Technologies such as machine learning (ML), artificial intelligence (AI), deep learning, and
predictive analytics will seek to ingest disparate telemetry from a wide range of sources and
then deduplicate and contextualize the data for analysis. Visibility will be inconsistent and
limited at first, giving rise to increased security vulnerabilities, reduced privacy control, and
escalated risk.
As vendors create tools to manage the sheer volume of trust components, some will
necessarily improve algorithms to mine data and enhance user interfaces. Platforms will come
on the scene for access, control, and response to vulnerabilities including and beyond security
to privacy, risk, compliance, and technology for social good.
One impact that will include but go beyond IT will be the need to be proactive — not reactive —
in the technology for social good area. Failure to be proactive will have negative brand and
material financial impact.
Guidance
Early adopters of trust doctrines should invest in start-up capabilities for the development of
cognitive and advanced analytics in this arena.
CTrOs should seek to include a broad set of stakeholders from technical (IT) to line of
business and legal/HR.
Service providers must educate customers on the negative impact that destroyed (or at best,
immature) trust can bring to the brand.

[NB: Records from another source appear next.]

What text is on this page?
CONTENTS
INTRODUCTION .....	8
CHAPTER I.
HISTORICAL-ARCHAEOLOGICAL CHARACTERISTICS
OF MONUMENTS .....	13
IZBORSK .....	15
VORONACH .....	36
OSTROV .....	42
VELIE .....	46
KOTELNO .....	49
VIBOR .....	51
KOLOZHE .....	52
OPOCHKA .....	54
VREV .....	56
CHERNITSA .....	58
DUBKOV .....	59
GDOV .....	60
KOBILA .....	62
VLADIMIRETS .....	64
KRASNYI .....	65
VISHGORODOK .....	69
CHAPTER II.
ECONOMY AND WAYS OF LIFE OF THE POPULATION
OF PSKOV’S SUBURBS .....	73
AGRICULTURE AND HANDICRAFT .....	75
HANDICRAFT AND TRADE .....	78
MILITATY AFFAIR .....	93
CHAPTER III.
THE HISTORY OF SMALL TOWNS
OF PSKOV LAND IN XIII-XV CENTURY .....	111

Work with clients and partners to build out scenarios
and data sets to illustrate brand improvement when trust analytics and metrics are employed.
Prediction 5: By 2023, Collective Risk Management Requirements Between
Primary and Third Parties Will Force 50% of Third-Party Risk and Security
Service Providers to Employ Advanced Analytic Tools
Let's face it, the days of the third-party audit for due diligence have been numbered ever since the
Target breach highlighted just how porous external connections can be. As the enterprise engages
with an increasingly large number of external stakeholders — including, but certainly not limited to,
Our IT environments are too dynamic for an audit to help, especially since the pandemic makes any in-
person audits unlikely for the foreseeable future. For example, multiple waves of IDC's COVID-19
Impact Surveys have revealed a high percentage of respondents (close to 60%) that indicate their
operating and business models will need to be digitally enabled and extended to include new
ecosystems as a result of the COVID-19 pandemic. Indeed, many organizations are operating "at risk"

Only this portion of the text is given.